As I mentioned above, the scientific controversy over alternative splicing is about how common it is and not about whether modern scientists recognize its existence. And it has nothing to do with the modern understanding of a gene since for the past 20 years everyone has incorporated alternative splicing into their understanding of a gene.

Thomas Gingras is clearly on the "common" side of the issue and not on the "rare" side. Unfortunately Zimmer doesn't do a good job of balance here. A better way to describe the results would be ...
Taken a face value, some of the published results from the ENCODE project suggest that, far from being a rare event, alternative splicing may be very common. In fact, some scientist think that most of our genes produce several different proteins due to alternative splicing. They even suggest that an average gene may produce five or six different alternatively spliced transcripts.

Other scientists dispute these results, pointing out that the predicted alternatively spliced transcripts make no sense for those genes that have been well-studied. These predictions are being quietly removed from the annotated human genome database. As more and more genes are being looked at, the number of proven protein variants gets smaller and smaller.
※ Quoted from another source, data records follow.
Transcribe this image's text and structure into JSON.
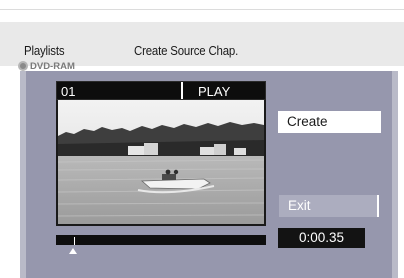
{
  "header": {
    "section": "Playlists",
    "function": "Create Source Chap."
  },
  "disc": {
    "icon": "disc-icon",
    "label": "DVD-RAM"
  },
  "player": {
    "title_number": "01",
    "status": "PLAY"
  },
  "actions": {
    "create": "Create",
    "exit": "Exit"
  },
  "time": "0:00.35",
  "colors": {
    "panel": "#9697ad",
    "panel_edge": "#b9bac8",
    "header": "#e9e9e9",
    "exit_button": "#acadbf",
    "black": "#0d0d0d"
  }
}
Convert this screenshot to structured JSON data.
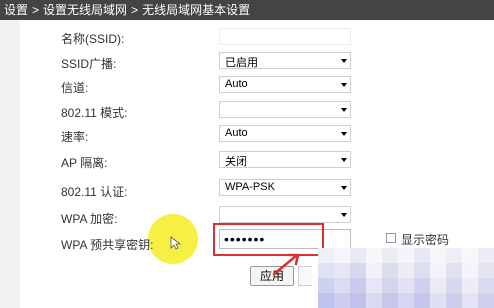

The original predictions rely heavily on the sequences of small bits of RNA called "ESTs" and it is becoming increasingly clear that many, perhaps most, ESTs are artifacts. It is quite possible that talk of changing paradigms is premature and the number of genes exhibiting alternative splicing may be closer to what scientists thought twenty years ago.

These are interesting times in genome research and, like all new fields, the preliminary results are exciting and provocative. Who knows whether the preliminary results will lead to new ways of looking at biology? Time will tell.

1. I'm using the human genome as an example. The same arguments apply to other genomes.

[Image Credit The Information Paradox: A Favorite Theist Logical Fallacy: The Straw Man]


  1. Small edit to make this very appropriate for yet another subject...

    Why is this important? Because most of the "common" advocates focus on convincing us that [functional non-protein-coding DNA] is real rather than focusing on whether it is common. By refuting the straw man they hope to bolster their case for the prevalence of [functional non-protein-coding DNA]. But they do no such thing. Most scientists are well aware of [functional transposable elements] and have been for decades. The dispute is not over whether it occurs but whether it is common. The straw man version of the opposition does not exist.

  2. I once search out and read all of the English first references to and uses of Straw Man (via the OED, of course) and this definition given by Wiki is only part of the story. I had always thought this was the best description, but it is likely that the phrase has multiple origins.

    Not that this matters to your point, of course.

  3. Are you saying that the Wikipedia definition of "straw man" is, itself, a straw man?

    (sorry, someone had to say it...)

  4. There are more "uses" for alternative processing than just making different protein isoforms.

    Also, splicing is at least as error-riddled as transcription initiation. The resulting mistakes are not experimental artifacts, they are reality and they factor mightily into the overall picture of RNA biosynthesis and degradation.

  5. There is no question that people are overselling ncRNA and alternative splicing

    Regarding the real question about how common it is, it seems like it is very common:

  6. I didn't like that article either - and I hate that the whole idea of DNA regulatory elements are just simply glossed over.

  7. This is shocking...I'm a 3rd year U of T student and I knew about alternative splicing and thought it pretty common knowledge. I can't believe someone with a PhD in anything anywhere near the field of genetics or biology in general could be not only unaware of it, but when finding about about it making such grand statements on it without looking into it at all first.

    Seems like deliberate deception must be the case.